Todo el mundo, cantando himnos de las Ginebras, teniendo orgasmos que no sabe nadie y el ritmo se les metió hasta la sangre ¡vaya si lo hizo! Después de dedicar unas palabras a todos los que han asistido al concierto, incluido a Sidonie, Suu y otros músicos presentes, arrancan con canciones de la talla de Campos de Fresas Para Siempre, Metro de Madrid Informa o La Ciudad Huele a Sudor, que funcionan exactamente tan bien como todas las demás, ni más ni menos. Y es que estas chicas son una máquina de hacer buenas canciones pop. El concierto se hace corto, algo comprensible, ya que solo tienen publicado su álbum debut, un EP y algunos singles.

Es difícil describir la puesta en escena de estas artistas.

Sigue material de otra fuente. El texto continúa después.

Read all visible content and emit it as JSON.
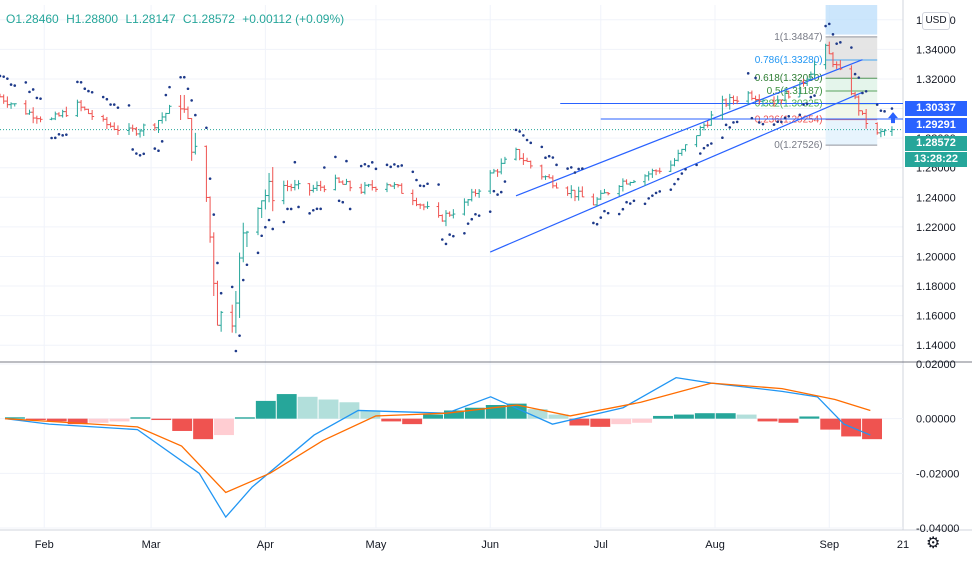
{
  "header": {
    "o": "O1.28460",
    "h": "H1.28800",
    "l": "L1.28147",
    "c": "C1.28572",
    "chg": "+0.00112 (+0.09%)"
  },
  "currency_button": "USD",
  "price_labels": {
    "level_a": "1.30337",
    "level_b": "1.29291",
    "last_price": "1.28572",
    "countdown": "13:28:22"
  },
  "colors": {
    "up": "#26a69a",
    "down": "#ef5350",
    "accent": "#2962ff",
    "psar": "#1e3a8a",
    "macd": "#2196f3",
    "signal": "#ff6d00"
  },
  "chart_data": [
    {
      "type": "line",
      "subtype": "ohlc-bars",
      "title": "",
      "x_ticks": [
        "Feb",
        "Mar",
        "Apr",
        "May",
        "Jun",
        "Jul",
        "Aug",
        "Sep",
        "21"
      ],
      "y_ticks": [
        "1.36000",
        "1.34000",
        "1.32000",
        "1.30000",
        "1.28000",
        "1.26000",
        "1.24000",
        "1.22000",
        "1.20000",
        "1.18000",
        "1.16000",
        "1.14000"
      ],
      "ylim": [
        1.13,
        1.37
      ],
      "close_series": [
        {
          "date": "2020-01-20",
          "close": 1.308
        },
        {
          "date": "2020-01-27",
          "close": 1.298
        },
        {
          "date": "2020-02-03",
          "close": 1.292
        },
        {
          "date": "2020-02-10",
          "close": 1.302
        },
        {
          "date": "2020-02-17",
          "close": 1.29
        },
        {
          "date": "2020-02-24",
          "close": 1.284
        },
        {
          "date": "2020-03-02",
          "close": 1.29
        },
        {
          "date": "2020-03-09",
          "close": 1.306
        },
        {
          "date": "2020-03-12",
          "close": 1.278
        },
        {
          "date": "2020-03-16",
          "close": 1.24
        },
        {
          "date": "2020-03-19",
          "close": 1.16
        },
        {
          "date": "2020-03-23",
          "close": 1.16
        },
        {
          "date": "2020-03-26",
          "close": 1.212
        },
        {
          "date": "2020-03-30",
          "close": 1.24
        },
        {
          "date": "2020-04-06",
          "close": 1.248
        },
        {
          "date": "2020-04-13",
          "close": 1.245
        },
        {
          "date": "2020-04-20",
          "close": 1.25
        },
        {
          "date": "2020-04-27",
          "close": 1.245
        },
        {
          "date": "2020-05-04",
          "close": 1.25
        },
        {
          "date": "2020-05-11",
          "close": 1.24
        },
        {
          "date": "2020-05-18",
          "close": 1.225
        },
        {
          "date": "2020-05-25",
          "close": 1.235
        },
        {
          "date": "2020-06-01",
          "close": 1.255
        },
        {
          "date": "2020-06-08",
          "close": 1.27
        },
        {
          "date": "2020-06-15",
          "close": 1.255
        },
        {
          "date": "2020-06-22",
          "close": 1.245
        },
        {
          "date": "2020-06-29",
          "close": 1.236
        },
        {
          "date": "2020-07-06",
          "close": 1.25
        },
        {
          "date": "2020-07-13",
          "close": 1.255
        },
        {
          "date": "2020-07-20",
          "close": 1.262
        },
        {
          "date": "2020-07-27",
          "close": 1.283
        },
        {
          "date": "2020-08-03",
          "close": 1.303
        },
        {
          "date": "2020-08-10",
          "close": 1.31
        },
        {
          "date": "2020-08-17",
          "close": 1.305
        },
        {
          "date": "2020-08-24",
          "close": 1.315
        },
        {
          "date": "2020-08-31",
          "close": 1.34
        },
        {
          "date": "2020-09-07",
          "close": 1.312
        },
        {
          "date": "2020-09-10",
          "close": 1.294
        },
        {
          "date": "2020-09-14",
          "close": 1.282
        },
        {
          "date": "2020-09-17",
          "close": 1.286
        }
      ],
      "fibonacci_retracement": [
        {
          "label": "1(1.34847)",
          "value": 1.34847
        },
        {
          "label": "0.786(1.33280)",
          "value": 1.3328
        },
        {
          "label": "0.618(1.32050)",
          "value": 1.3205
        },
        {
          "label": "0.5(1.31187)",
          "value": 1.31187
        },
        {
          "label": "0.382(1.30325)",
          "value": 1.30325
        },
        {
          "label": "0.236(1.29254)",
          "value": 1.29254
        },
        {
          "label": "0(1.27526)",
          "value": 1.27526
        }
      ],
      "horizontal_levels": [
        1.30337,
        1.29291
      ],
      "channel": {
        "upper": [
          {
            "date": "2020-06-08",
            "value": 1.241
          },
          {
            "date": "2020-09-10",
            "value": 1.333
          }
        ],
        "lower": [
          {
            "date": "2020-06-01",
            "value": 1.203
          },
          {
            "date": "2020-09-10",
            "value": 1.311
          }
        ]
      }
    },
    {
      "type": "line",
      "title": "",
      "y_ticks": [
        "0.02000",
        "0.00000",
        "-0.02000",
        "-0.04000"
      ],
      "ylim": [
        -0.04,
        0.02
      ],
      "series": [
        {
          "values": [
            [
              0.0,
              0.0
            ],
            [
              0.05,
              -0.002
            ],
            [
              0.15,
              -0.004
            ],
            [
              0.22,
              -0.02
            ],
            [
              0.25,
              -0.036
            ],
            [
              0.28,
              -0.025
            ],
            [
              0.35,
              -0.006
            ],
            [
              0.4,
              0.003
            ],
            [
              0.5,
              0.002
            ],
            [
              0.55,
              0.008
            ],
            [
              0.62,
              -0.002
            ],
            [
              0.7,
              0.004
            ],
            [
              0.76,
              0.015
            ],
            [
              0.8,
              0.013
            ],
            [
              0.88,
              0.01
            ],
            [
              0.92,
              0.008
            ],
            [
              0.95,
              -0.002
            ],
            [
              0.98,
              -0.006
            ]
          ]
        },
        {
          "values": [
            [
              0.0,
              0.0
            ],
            [
              0.05,
              -0.001
            ],
            [
              0.15,
              -0.003
            ],
            [
              0.2,
              -0.01
            ],
            [
              0.25,
              -0.027
            ],
            [
              0.3,
              -0.02
            ],
            [
              0.36,
              -0.008
            ],
            [
              0.42,
              0.001
            ],
            [
              0.5,
              0.002
            ],
            [
              0.58,
              0.005
            ],
            [
              0.64,
              0.001
            ],
            [
              0.72,
              0.006
            ],
            [
              0.8,
              0.013
            ],
            [
              0.88,
              0.011
            ],
            [
              0.94,
              0.007
            ],
            [
              0.98,
              0.003
            ]
          ]
        }
      ],
      "histogram": [
        0.0005,
        -0.0005,
        -0.001,
        -0.002,
        -0.0015,
        -0.001,
        0.0005,
        -0.0005,
        -0.0045,
        -0.0075,
        -0.006,
        0.0005,
        0.0065,
        0.009,
        0.008,
        0.007,
        0.006,
        0.003,
        -0.001,
        -0.002,
        0.0015,
        0.003,
        0.004,
        0.005,
        0.0055,
        0.0035,
        0.0015,
        -0.0025,
        -0.003,
        -0.002,
        -0.0015,
        0.001,
        0.0015,
        0.002,
        0.002,
        0.0015,
        -0.001,
        -0.0015,
        0.0008,
        -0.004,
        -0.0065,
        -0.0075
      ]
    }
  ]
}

Si bien desde fuera se respira una naturalidad destacable, como si fueran cuatro amigas cantando y riendo en una fiesta privada, los que hemos dado conciertos vemos que eso solo es en apariencia y que tienen preparado cada movimiento, expresión facial y frase. ¿Cómo consiguen transmitir esa naturalidad? Pues con tablas y una personalidad arrolladora.

El ambiente se convierte en una fiesta mayor de pueblo con Paco y Carmela, una de las canciones favoritas del público y se nota, con una coreografía que cada asistente siguió religiosamente, del más pequeño al más mayor.

El colofón final llega con su mayor éxito, La Típica Canción, recibida de forma inmejorable. Aunque, realmente, las chicas podrían haber tocado su «setlist» en cualquier orden, porque el público mantuvo la intensidad de principio a fin. Por mucho que digan los números, Ginebras no tienen un gran éxito, sino que tienen una legión de fans que se saben cada una de sus canciones, se maquillan con purpurina, llevan ropa morada y lo único que desean es que el concierto no acabe. Por mi parte, espero volver a encontrarme con Ginebras en directo muchas veces. Hasta el próximo concierto.